Targeting an American
Anyone who is still not sure whether Anwar Awlaki is a bitter, fulminating, implacable enemy of the United States should check out the video posted online Monday. In it, the U.S.-born radical Islamic cleric urges his followers to kill Americans even when there is no religious fatwa in place calling on them to do so.
“Don’t consult with anybody in killing the Americans,” Awlaki says. “Fighting the devil doesn’t require consultation or prayers seeking divine guidance.”
Not only is he repugnant, but he’s dangerous too, according to U.S. officials. Born in New Mexico but now hiding in Yemen, Awlaki is believed to be an increasingly important leader of the organization Al Qaeda in the Arabian Peninsula, and is said to have played an “operational” role in several terrorist plots, including the attempted Christmas Day bombing of a Northwest Airlines flight bound for Detroit last year.
We have no reason to doubt the government’s assertions. But the question facing Americans today is not whether Awlaki is a bad guy — it is how far the United States government is entitled to go in its efforts to stop him.
Indeed, on the same day the Awlaki video went public, U.S. officials were appearing in federal court in Washington to defend the widely reported decision to put Awlaki’s name on a “targeted killings” list. By most accounts, that list authorizes the CIA or the military to track down Awlaki and kill him at any time without any judicial review, despite the fact that he is an American citizen apparently residing far outside of a war zone.
The American Civil Liberties Union and the Center for Constitutional Rights, acting on behalf of Awlaki’s father, have challenged the notion that the government can kill anyone anywhere. They reminded the court of the Constitution’s guarantee that no person shall be deprived of life, liberty or property without due process of law. “If the 4th and 5th Amendments mean anything at all, surely they mean there are limits to the government’s power to use force against its own citizens,” argued the ACLU’s Jameel Jaffer. Judge John D. Bates questioned why the government is required to obtain a court warrant to eavesdrop on an American overseas but not to kill one.
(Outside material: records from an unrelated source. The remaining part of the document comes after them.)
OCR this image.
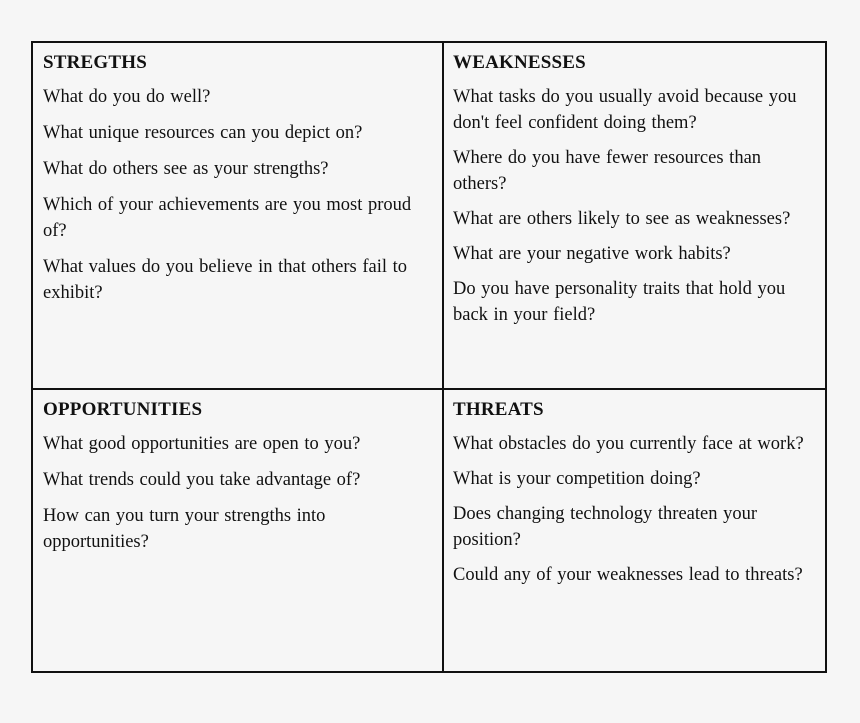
STREGTHS
What do you do well?
What unique resources can you depict on?
What do others see as your strengths?
Which of your achievements are you most proud of?
What values do you believe in that others fail to exhibit?
WEAKNESSES
What tasks do you usually avoid because you don't feel confident doing them?
Where do you have fewer resources than others?
What are others likely to see as weaknesses?
What are your negative work habits?
Do you have personality traits that hold you back in your field?
OPPORTUNITIES
What good opportunities are open to you?
What trends could you take advantage of?
How can you turn your strengths into opportunities?
THREATS
What obstacles do you currently face at work?
What is your competition doing?
Does changing technology threaten your position?
Could any of your weaknesses lead to threats?
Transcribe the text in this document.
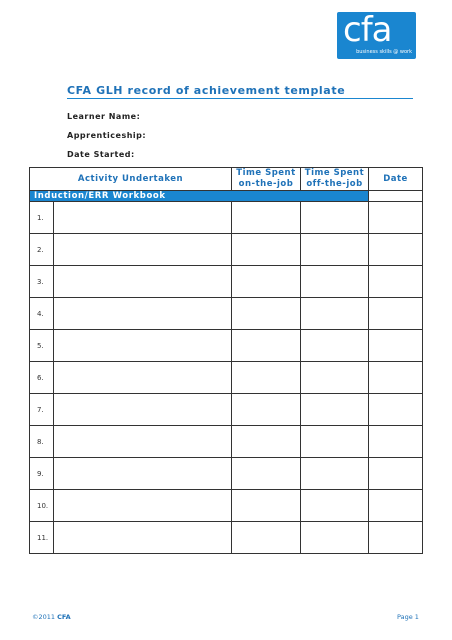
cfa
business skills @ work
CFA GLH record of achievement template
Learner Name:
Apprenticeship:
Date Started:
Activity Undertaken		Time Spent on-the-job	Time Spent off-the-job	Date
Induction/ERR Workbook				
1.				
2.				
3.				
4.				
5.				
6.				
7.				
8.				
9.				
10.				
11.				
©2011 CFA	Page 1
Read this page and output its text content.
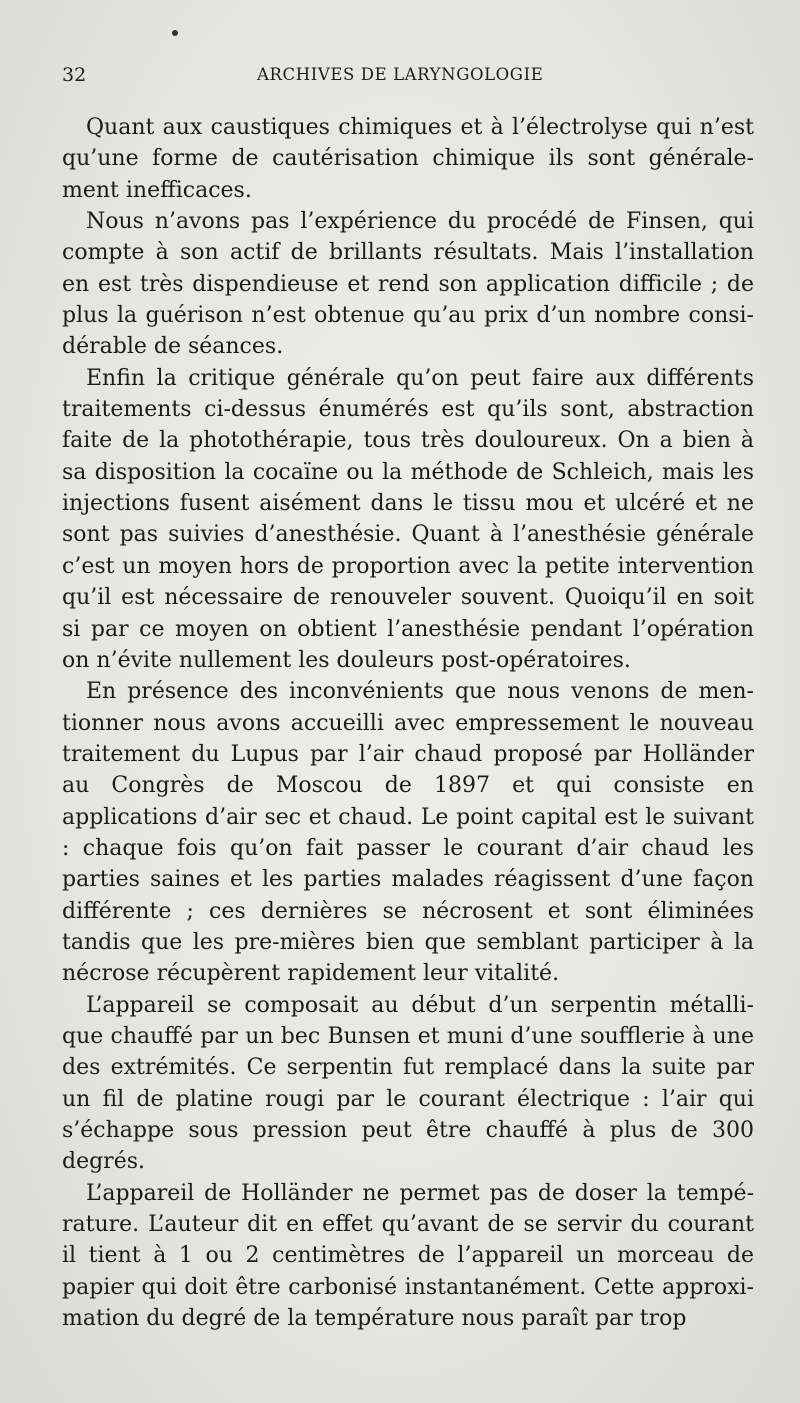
32	ARCHIVES DE LARYNGOLOGIE

Quant aux caustiques chimiques et à l’électrolyse qui n’est qu’une forme de cautérisation chimique ils sont générale-ment inefficaces.

Nous n’avons pas l’expérience du procédé de Finsen, qui compte à son actif de brillants résultats. Mais l’installation en est très dispendieuse et rend son application difficile ; de plus la guérison n’est obtenue qu’au prix d’un nombre consi-dérable de séances.

Enfin la critique générale qu’on peut faire aux différents traitements ci-dessus énumérés est qu’ils sont, abstraction faite de la photothérapie, tous très douloureux. On a bien à sa disposition la cocaïne ou la méthode de Schleich, mais les injections fusent aisément dans le tissu mou et ulcéré et ne sont pas suivies d’anesthésie. Quant à l’anesthésie générale c’est un moyen hors de proportion avec la petite intervention qu’il est nécessaire de renouveler souvent. Quoiqu’il en soit si par ce moyen on obtient l’anesthésie pendant l’opération on n’évite nullement les douleurs post-opératoires.

En présence des inconvénients que nous venons de men-tionner nous avons accueilli avec empressement le nouveau traitement du Lupus par l’air chaud proposé par Holländer au Congrès de Moscou de 1897 et qui consiste en applications d’air sec et chaud. Le point capital est le suivant : chaque fois qu’on fait passer le courant d’air chaud les parties saines et les parties malades réagissent d’une façon différente ; ces dernières se nécrosent et sont éliminées tandis que les pre-mières bien que semblant participer à la nécrose récupèrent rapidement leur vitalité.

L’appareil se composait au début d’un serpentin métalli-que chauffé par un bec Bunsen et muni d’une soufflerie à une des extrémités. Ce serpentin fut remplacé dans la suite par un fil de platine rougi par le courant électrique : l’air qui s’échappe sous pression peut être chauffé à plus de 300 degrés.

L’appareil de Holländer ne permet pas de doser la tempé-rature. L’auteur dit en effet qu’avant de se servir du courant il tient à 1 ou 2 centimètres de l’appareil un morceau de papier qui doit être carbonisé instantanément. Cette approxi-mation du degré de la température nous paraît par trop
The Obama administration, for its part, did its best at Monday’s hearing to have the case dismissed on procedural grounds, and it may well succeed. Justice Department lawyers argued, for example, that Awlaki’s father didn’t have legal standing to sue on behalf of his son. The lawyers also argued that the case involves such sensitive national security secrets that the proceedings should not be allowed to go forward. More substantively, they argued that terrorist activities in Yemen do, in fact, fall within the war on terror’s combat zone, and that targeted killings are covered by the congressional authorization for the use of force approved after 9/11. They also argued that there is no basis in “law, logic or history” for permitting courts to issue binding directives to the president before military action is taken in a case involving “complex and time-sensitive determinations” about terrorism.
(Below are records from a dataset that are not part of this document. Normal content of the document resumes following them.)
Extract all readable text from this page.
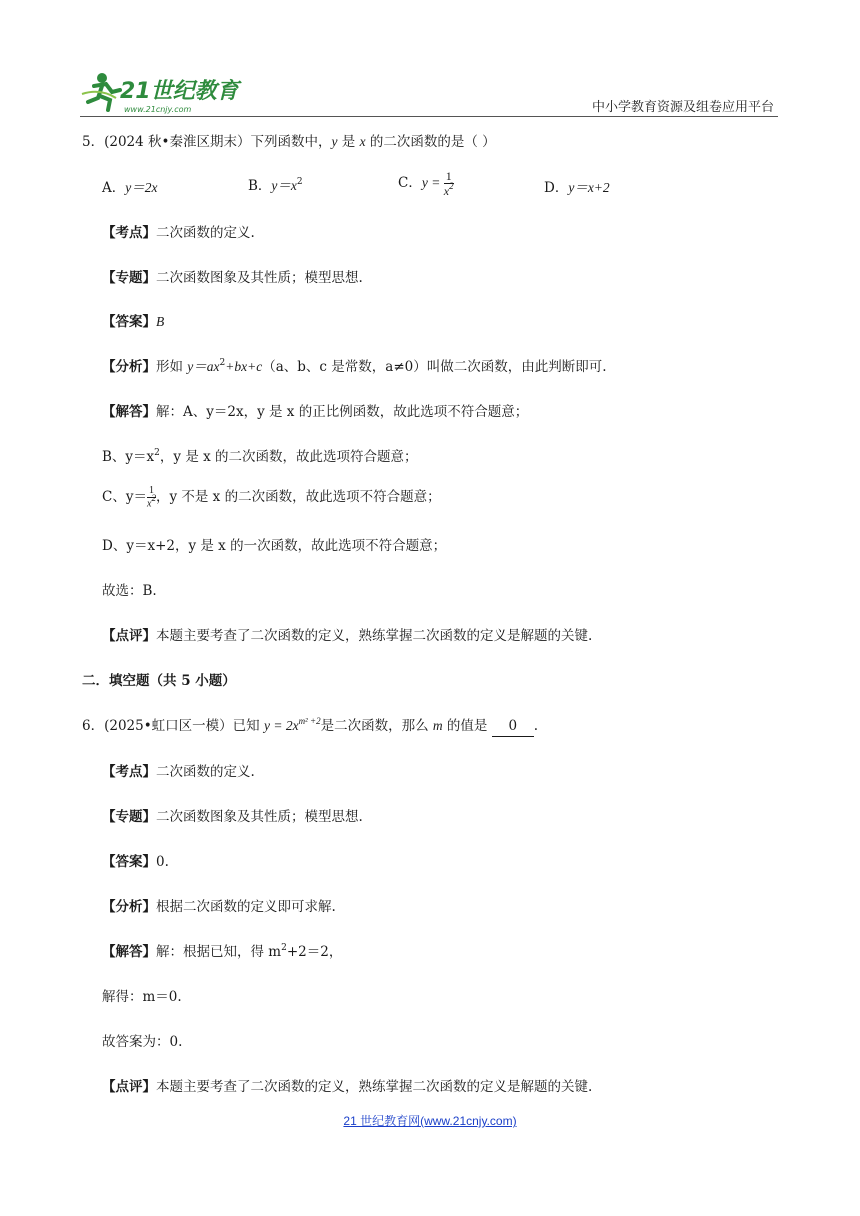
21世纪教育
www.21cnjy.com	中小学教育资源及组卷应用平台
5．(2024 秋•秦淮区期末）下列函数中，y 是 x 的二次函数的是（ ）
A．y＝2x	B．$y=x^2$	C．$y = \frac{1}{x^2}$	D．y＝x+2
【考点】二次函数的定义.
【专题】二次函数图象及其性质；模型思想.
【答案】B
【分析】形如 $y=ax^2+bx+c(a$、b、c 是常数，a≠0）叫做二次函数，由此判断即可.
【解答】解：A、y＝2x，y 是 x 的正比例函数，故此选项不符合题意；
B、$y=x^2$，y 是 x 的二次函数，故此选项符合题意；
C、$y= \frac{1}{x^2}$ ，y 不是 x 的二次函数，故此选项不符合题意；
D、y＝x+2，y 是 x 的一次函数，故此选项不符合题意；
故选：B.
【点评】本题主要考查了二次函数的定义，熟练掌握二次函数的定义是解题的关键.
二．填空题（共 5 小题）
6．(2025•虹口区一模）已知 $y = 2x^{m^2 +2}$是二次函数，那么 m 的值是 0 .
【考点】二次函数的定义.
【专题】二次函数图象及其性质；模型思想.
【答案】0.
【分析】根据二次函数的定义即可求解.
【解答】解：根据已知，得 $m^2+2=2$，
解得：m＝0.
故答案为：0.
【点评】本题主要考查了二次函数的定义，熟练掌握二次函数的定义是解题的关键.
21 世纪教育网(www.21cnjy.com)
Maybe so. It is certainly true that presidents need to be allowed to fight wars without having their hands tied unreasonably. Nevertheless, the government owes its citizens answers to some deeply troubling underlying questions. The Obama administration should explain why it needs to draw up what are, in effect, death lists, and why it needs to authorize extrajudicial assassinations of the sort Americans have always considered a grave violation of human rights when undertaken by other countries. International law says that lethal force may be used in peacetime only to counter an imminent attack and only as a last resort; have those standards been met in this case? If the war zone is really going to be extended all the way to Yemen, what will be the consequences of such a loose interpretation? What are the government’s arguments against judicial review?
There is absolutely no moral equivalence to be drawn between an alleged terrorist such as Awlaki and the U.S. government as it engages in its ongoing war against terrorism; to claim otherwise would be a perversion of logic and reason. But still, it was hard not to see a strange symmetry between Awlaki’s videotaped argument that killing is acceptable even in the absence of a religious fatwa, and the U.S. government’s argument that killing is acceptable without oversight or due process.
One obvious difference between the United States and Al Qaeda in the Arabian Peninsula is that in this country, we live under the rule of law, and we must hold ourselves to the standards we have set even when it is inconvenient, difficult or dangerous to do so.